La photographie d'ensemble n'est donc pas mauvaise – surtout pour un

pays colonial – même si la balance commerciale reste déficitaire à cause

des produits manufacturés. Quelle réalité profonde se cache derrière la

première impression ?

Les Européens, en 1930, sont à peu près 880 000, presque tous Français,

de souche ou par naturalisation. La loi de 1889 a joué son rôle 2 . Ils sont des

citadins à plus de 80 %, regroupés principalement dans les villes du littoral

et surtout les deux métropoles que constituent Alger et Oran. Hormis

quelques bastions de faubourgs à dominante espagnole ou italienne, le

brassage ethnique a eu lieu. Les juifs également se sont intégrés. Les

Européens d'Algérie sont désormais des Français à part entière, pourvus

intégralement de leurs droits civiques et plus spécialement du droit de vote.
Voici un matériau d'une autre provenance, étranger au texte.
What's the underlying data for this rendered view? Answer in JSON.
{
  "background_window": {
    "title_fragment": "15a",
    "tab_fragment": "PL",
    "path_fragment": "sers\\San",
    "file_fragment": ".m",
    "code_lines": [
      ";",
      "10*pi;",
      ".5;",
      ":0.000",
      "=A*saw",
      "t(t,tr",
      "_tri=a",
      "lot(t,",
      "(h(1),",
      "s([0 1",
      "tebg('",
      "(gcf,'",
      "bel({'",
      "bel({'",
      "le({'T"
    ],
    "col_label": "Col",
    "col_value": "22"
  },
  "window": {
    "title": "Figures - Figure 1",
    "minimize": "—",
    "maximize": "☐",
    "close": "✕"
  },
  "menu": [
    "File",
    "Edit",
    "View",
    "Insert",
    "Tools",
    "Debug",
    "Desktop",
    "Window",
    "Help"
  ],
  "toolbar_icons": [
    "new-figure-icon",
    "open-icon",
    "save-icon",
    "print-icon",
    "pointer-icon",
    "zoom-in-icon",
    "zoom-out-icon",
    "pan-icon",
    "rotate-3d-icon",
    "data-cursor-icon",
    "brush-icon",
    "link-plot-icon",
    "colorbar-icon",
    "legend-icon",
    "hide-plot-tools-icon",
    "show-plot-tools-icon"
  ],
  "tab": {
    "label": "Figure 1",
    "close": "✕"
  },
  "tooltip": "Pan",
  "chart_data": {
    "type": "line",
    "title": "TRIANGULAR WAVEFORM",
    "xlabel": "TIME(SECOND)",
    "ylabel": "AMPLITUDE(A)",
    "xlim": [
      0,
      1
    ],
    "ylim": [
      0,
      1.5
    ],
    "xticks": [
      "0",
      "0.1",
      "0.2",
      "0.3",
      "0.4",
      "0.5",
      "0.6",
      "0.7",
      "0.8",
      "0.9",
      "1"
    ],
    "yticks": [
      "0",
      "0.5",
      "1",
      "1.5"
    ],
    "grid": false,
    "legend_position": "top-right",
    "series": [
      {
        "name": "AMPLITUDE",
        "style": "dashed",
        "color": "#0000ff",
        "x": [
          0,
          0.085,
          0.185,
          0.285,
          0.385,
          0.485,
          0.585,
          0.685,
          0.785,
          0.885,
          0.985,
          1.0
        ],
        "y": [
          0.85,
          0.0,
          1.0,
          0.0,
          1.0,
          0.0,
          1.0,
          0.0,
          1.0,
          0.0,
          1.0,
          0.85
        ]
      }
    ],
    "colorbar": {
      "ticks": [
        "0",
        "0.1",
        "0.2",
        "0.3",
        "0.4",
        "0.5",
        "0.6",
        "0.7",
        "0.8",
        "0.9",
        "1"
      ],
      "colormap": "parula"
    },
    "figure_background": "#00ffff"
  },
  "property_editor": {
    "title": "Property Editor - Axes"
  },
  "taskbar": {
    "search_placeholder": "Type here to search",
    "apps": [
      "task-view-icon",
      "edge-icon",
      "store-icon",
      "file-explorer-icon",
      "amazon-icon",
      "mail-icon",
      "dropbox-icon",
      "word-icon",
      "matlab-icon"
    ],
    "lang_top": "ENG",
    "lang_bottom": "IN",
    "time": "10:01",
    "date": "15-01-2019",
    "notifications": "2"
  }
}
Les indigènes, de leur côté, sont environ 5 500 000. Le fond n'a pas

bougé. Berbères en Kabylie, dans l'Aurès, Berbères très fortement métissés

par l'apport arabe d'autre part. Musulmans partout. Les conversions à la foi

chrétienne ont été rares : quelques-unes en Grande Kabylie de par le travail

des pères blancs, ou bien celles d'orphelins recueillis par des organisations

religieuses. Depuis un demi-siècle, la population indigène a eu une

croissance rapide. En vingt ans, elle vient de gagner 800 000 individus.

Cinq millions cinq cent mille d'un côté, huit cent quatre-vingt mille de

l'autre. Le déséquilibre numérique s'accroît, un Européen pour sept

musulmans. Des musulmans qui se sont fixés car le nomadisme a bien

diminué 3 depuis la colonisation 4 .

Quels sont les rapports des deux communautés ? Une évidence éclate en

débarquant à Alger, Oran, Bougie ou Philippeville. Il n'y a pas d'apartheid,

il n'y a pas de racisme fondamental. La France de 1789 a imposé sa marque.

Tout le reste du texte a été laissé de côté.